Math Expressions and Saxon Math were the two programs that showed the significantly better results in this study. Neither of those programs is in anyway similar to Everyday Math.

It now appears that districts like Seattle that are devoting large expenditures to Everyday Math and advocate a strict "Fidelity of Implementation" to the EDM pacing plan are really off the mark. The NMAP recommendations are not followed by EDM.

In the study the average instructional time per week was 4.8 hours for the non-Saxon three and 6.1 hours per week for Saxon. Saxon = 366 min/ 5 day week = 73 minutes per week.
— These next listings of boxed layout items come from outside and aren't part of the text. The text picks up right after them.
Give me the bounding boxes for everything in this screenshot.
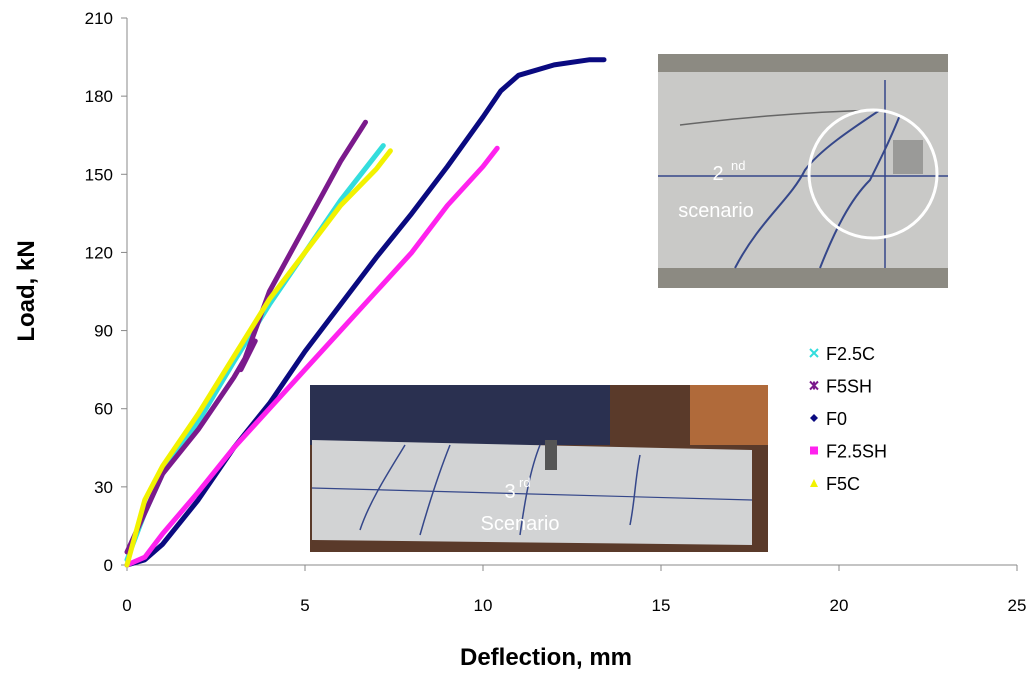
legend-label: F5C [826, 474, 860, 494]
y-tick-label: 210 [85, 9, 113, 28]
x-tick-label: 10 [474, 596, 493, 615]
y-tick-label: 180 [85, 87, 113, 106]
legend-marker [810, 414, 818, 422]
legend-label: F5SH [826, 377, 872, 397]
y-tick-label: 150 [85, 165, 113, 184]
legend-marker [810, 447, 818, 455]
annotation-suffix: nd [731, 158, 745, 173]
x-axis-label: Deflection, mm [460, 644, 632, 671]
y-tick-label: 120 [85, 243, 113, 262]
y-tick-label: 60 [94, 400, 113, 419]
photo-third-scenario: 3 rd Scenario [310, 385, 768, 552]
legend-marker [810, 349, 818, 357]
legend-marker [810, 479, 818, 487]
annotation-label: scenario [678, 200, 754, 222]
x-tick-label: 5 [300, 596, 309, 615]
legend-marker [810, 382, 818, 390]
annotation-label: Scenario [481, 513, 560, 535]
x-tick-label: 0 [122, 596, 131, 615]
x-tick-label: 15 [652, 596, 671, 615]
y-tick-label: 0 [104, 556, 113, 575]
y-axis-label: Load, kN [13, 240, 40, 341]
legend-label: F0 [826, 409, 847, 429]
y-tick-label: 30 [94, 478, 113, 497]
annotation-number: 3 [504, 481, 515, 503]
x-tick-label: 25 [1008, 596, 1027, 615]
annotation-number: 2 [712, 163, 723, 185]
legend-label: F2.5SH [826, 442, 887, 462]
y-tick-label: 90 [94, 322, 113, 341]
chart: Deflection, mm Load, kN 0306090120150180… [0, 0, 1032, 675]
annotation-suffix: rd [519, 475, 531, 490]
photo-second-scenario: 2 nd scenario [658, 54, 948, 288]
legend-label: F2.5C [826, 344, 875, 364]
x-tick-label: 20 [830, 596, 849, 615]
In Seattle EDM is used 75 minutes / day (big increase in math time with EDM use) and on the 4th grade Math WASL the results were worse in 2007-2008 than in the year previous when far less time was spent on Math and EDM not used.

Seattle in 2008-2009 chose to follow the EDM pacing plan rather than heed the newly adopted State Math Standards. This decision to consciously ignore the WA State Standards based Math Grade Level Performance Expectations posted on the SPS website is yet another example of the failing SPS direction for math. Interesting also is the fact that this following of the State Math standards was to be immediate action (Superintendent's Strategic Plan of June 2008 p.17) that was to happen in 2008-2009, but did NOT.

Seattle WASL pass scores:
Grade 4 Hispanics down from 43.5 to 33.5

Grade 4 White students down from 79.8 to 73.9

Grade 4 Black students down from 32.0 to 27.6

After a decade of an expanding math achievement gap in Seattle it appears the only thing that has changed is more money is being thrown at the problem.

Is it time for a civil rights lawsuit?

EDM costs in terms of annual expenditures for consumables and teacher coaching more than any other program. In comparison with Saxon and Math Expressions about 50% to 100%+ more annually.

James includes another possible explanation for the non-participation of EDM:
Why EDM was not included in the study?

Maybe EDM was considered for the study by the researchers and the EDM folks choose not to participate.

hmmm... why? The EDM folks wouldn't be able to control the research and the outcome? real research---maybe they knew the program would not withstand the scrutiny of real research...

(Since I spent considerable time looking at EDM in the Spring of 2007 ... I find James' thought very plausible.)